Lors d’une rencontre médiatisée ayant eu lieu le 8 août à la Maison-Blanche, le président Donald Trump a signé avec son homologue azéri Ilham Aliyev et le Premier ministre arménien, Nikol Pashinyan, une « déclaration commune. »

Cette dernière affirme que les deux anciennes républiques soviétiques « s’engagent à cesser définitivement tout conflit, à ouvrir les relations commerciales et diplomatiques et à respecter la souveraineté et l’intégralité territoriale » de chacune.
Trump n’a pas été évoqué de nature contraignante mais a précisé : « vous allez avoir une très bonne relation […] Si ce n’est pas le cas, appelez-moi et j’arrangerai ça. »

Par contre, la question très sensible du Haut-Karabagh – nommé Artsakh par les Arméniens – n’a pas été abordée. Cette région reconnue au niveau du Droit international comme faisant partie de l’Azerbaïdjan a été contrôlée durant trois décennies par des séparatistes arméniens qui se revendiquent d’un passé historique.
Mais pour obtenir réellement un traité de paix, l’Arménie va devoir modifier sa constitution afin de supprimer une référence au Haut-Karabagh.
Le PM Pashinyan a demandé à ce qu’un référendum soit organisé pour changer la constitution mais aucune date n’a été fixée mais il est possible que cela ait lieu avant les élections législatives prévues en Arménie en juin 2026.

Le président Aliyev a commenté l’accord en ces termes : « nous établissons aujourd’hui la paix dans le Caucase ». Il a aussi remercié Donald Trump pour sa décision de lever les restrictions pesant depuis 2022 sur la coopération militaire de son pays avec les États-Unis.
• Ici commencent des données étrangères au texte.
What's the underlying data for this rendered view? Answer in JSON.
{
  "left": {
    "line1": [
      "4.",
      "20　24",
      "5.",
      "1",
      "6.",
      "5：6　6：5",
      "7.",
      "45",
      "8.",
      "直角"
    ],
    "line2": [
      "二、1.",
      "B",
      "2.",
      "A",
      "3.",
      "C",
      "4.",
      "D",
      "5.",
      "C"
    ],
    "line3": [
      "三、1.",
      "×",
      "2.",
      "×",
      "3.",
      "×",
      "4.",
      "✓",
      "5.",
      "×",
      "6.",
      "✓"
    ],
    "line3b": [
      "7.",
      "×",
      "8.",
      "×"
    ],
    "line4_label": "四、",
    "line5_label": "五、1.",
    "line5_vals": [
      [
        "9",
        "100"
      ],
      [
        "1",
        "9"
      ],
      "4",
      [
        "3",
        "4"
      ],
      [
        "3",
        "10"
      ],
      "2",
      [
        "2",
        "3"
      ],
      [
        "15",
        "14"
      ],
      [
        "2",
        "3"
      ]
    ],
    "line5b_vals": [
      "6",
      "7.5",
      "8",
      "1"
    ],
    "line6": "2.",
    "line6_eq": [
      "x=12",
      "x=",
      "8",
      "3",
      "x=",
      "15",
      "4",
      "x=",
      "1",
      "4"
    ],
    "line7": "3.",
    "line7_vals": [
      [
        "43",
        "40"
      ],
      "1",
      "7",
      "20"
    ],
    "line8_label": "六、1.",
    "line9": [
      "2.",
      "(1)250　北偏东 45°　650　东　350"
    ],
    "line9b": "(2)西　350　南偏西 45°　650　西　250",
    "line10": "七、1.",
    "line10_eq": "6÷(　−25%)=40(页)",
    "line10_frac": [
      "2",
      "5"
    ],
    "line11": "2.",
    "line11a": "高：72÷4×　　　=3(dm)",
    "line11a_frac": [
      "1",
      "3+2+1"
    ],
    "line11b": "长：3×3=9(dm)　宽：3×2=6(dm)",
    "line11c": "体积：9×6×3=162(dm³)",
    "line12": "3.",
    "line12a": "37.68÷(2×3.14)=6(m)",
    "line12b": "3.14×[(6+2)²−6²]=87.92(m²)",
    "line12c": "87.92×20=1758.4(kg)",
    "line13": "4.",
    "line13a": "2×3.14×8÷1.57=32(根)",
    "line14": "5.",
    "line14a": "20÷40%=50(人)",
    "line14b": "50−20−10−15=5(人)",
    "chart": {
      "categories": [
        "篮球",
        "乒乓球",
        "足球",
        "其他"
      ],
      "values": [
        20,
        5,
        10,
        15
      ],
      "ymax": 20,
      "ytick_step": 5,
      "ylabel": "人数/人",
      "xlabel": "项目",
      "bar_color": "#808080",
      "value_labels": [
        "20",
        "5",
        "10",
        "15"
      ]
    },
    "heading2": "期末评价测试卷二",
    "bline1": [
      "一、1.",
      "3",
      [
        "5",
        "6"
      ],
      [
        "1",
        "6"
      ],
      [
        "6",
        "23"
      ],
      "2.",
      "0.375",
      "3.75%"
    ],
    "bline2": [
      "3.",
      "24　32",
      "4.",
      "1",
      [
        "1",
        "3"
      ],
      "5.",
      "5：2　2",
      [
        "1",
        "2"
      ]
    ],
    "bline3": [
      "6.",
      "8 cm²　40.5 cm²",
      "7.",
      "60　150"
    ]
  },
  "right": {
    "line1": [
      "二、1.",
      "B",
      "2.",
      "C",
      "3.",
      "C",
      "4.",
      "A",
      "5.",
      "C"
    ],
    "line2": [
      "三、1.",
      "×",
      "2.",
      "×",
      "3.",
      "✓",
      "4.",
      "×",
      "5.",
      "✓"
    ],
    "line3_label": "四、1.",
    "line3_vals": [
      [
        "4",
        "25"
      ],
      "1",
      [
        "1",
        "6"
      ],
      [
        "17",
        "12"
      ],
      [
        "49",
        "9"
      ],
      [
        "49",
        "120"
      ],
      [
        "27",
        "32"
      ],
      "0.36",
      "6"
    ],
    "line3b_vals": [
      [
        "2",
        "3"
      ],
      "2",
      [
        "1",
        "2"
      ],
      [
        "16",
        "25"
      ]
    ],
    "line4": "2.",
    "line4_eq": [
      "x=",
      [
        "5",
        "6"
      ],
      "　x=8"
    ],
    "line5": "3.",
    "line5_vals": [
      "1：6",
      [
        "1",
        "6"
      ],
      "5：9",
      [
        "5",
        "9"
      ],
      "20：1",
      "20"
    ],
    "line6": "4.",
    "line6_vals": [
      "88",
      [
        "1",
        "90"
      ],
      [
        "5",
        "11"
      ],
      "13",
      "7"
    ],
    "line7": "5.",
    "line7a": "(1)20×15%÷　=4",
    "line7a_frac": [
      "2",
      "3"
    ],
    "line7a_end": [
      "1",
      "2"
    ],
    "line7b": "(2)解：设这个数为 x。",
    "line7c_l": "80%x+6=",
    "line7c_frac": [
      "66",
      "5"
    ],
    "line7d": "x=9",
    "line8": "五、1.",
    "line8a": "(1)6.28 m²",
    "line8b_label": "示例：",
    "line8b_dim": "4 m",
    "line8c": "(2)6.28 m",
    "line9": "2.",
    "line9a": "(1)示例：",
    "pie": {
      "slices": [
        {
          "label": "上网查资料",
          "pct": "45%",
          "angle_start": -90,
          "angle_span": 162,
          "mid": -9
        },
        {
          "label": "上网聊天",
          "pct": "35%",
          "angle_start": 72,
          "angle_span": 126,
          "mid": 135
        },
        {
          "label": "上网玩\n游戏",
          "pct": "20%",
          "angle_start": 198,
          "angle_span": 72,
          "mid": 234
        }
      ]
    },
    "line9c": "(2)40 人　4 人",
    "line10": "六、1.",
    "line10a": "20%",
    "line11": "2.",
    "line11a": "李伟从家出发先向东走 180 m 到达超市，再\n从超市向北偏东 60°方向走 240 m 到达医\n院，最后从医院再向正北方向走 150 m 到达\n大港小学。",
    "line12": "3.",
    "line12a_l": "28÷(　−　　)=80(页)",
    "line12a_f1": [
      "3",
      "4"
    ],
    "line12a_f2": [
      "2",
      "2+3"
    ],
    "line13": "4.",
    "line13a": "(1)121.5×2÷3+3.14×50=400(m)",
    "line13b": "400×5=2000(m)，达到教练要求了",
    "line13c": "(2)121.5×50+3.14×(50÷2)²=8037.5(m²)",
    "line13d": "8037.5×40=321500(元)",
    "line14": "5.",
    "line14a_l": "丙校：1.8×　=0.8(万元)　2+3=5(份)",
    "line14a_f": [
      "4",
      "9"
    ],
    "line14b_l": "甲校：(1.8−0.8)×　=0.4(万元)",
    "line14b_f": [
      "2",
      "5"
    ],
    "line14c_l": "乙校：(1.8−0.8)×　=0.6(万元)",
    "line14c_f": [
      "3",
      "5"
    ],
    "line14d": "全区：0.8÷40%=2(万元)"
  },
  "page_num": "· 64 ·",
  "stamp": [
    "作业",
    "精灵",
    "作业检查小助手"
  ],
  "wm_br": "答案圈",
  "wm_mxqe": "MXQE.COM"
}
Pour mémoire, Bakou est déjà largement soutenu dans ce domaine par Israël et la Turquie
Le Premier ministre arménien Pashinyan a évoqué pour sa part une étape qui « ouvrait la voie pour mettre fin à des décennies de conflit. »

Un passé conflictuel

La situation actuelle résulte de plus de trente ans de conflits qui ont suivi la dislocation de l’URSS.
La première guerre entre les deux pays, qui a eu lieu entre 1988 et 1994, a été gagnée par l’Arménie, Azerbaïdjan perdant de nombreux territoires dont le Haut-Karabagh.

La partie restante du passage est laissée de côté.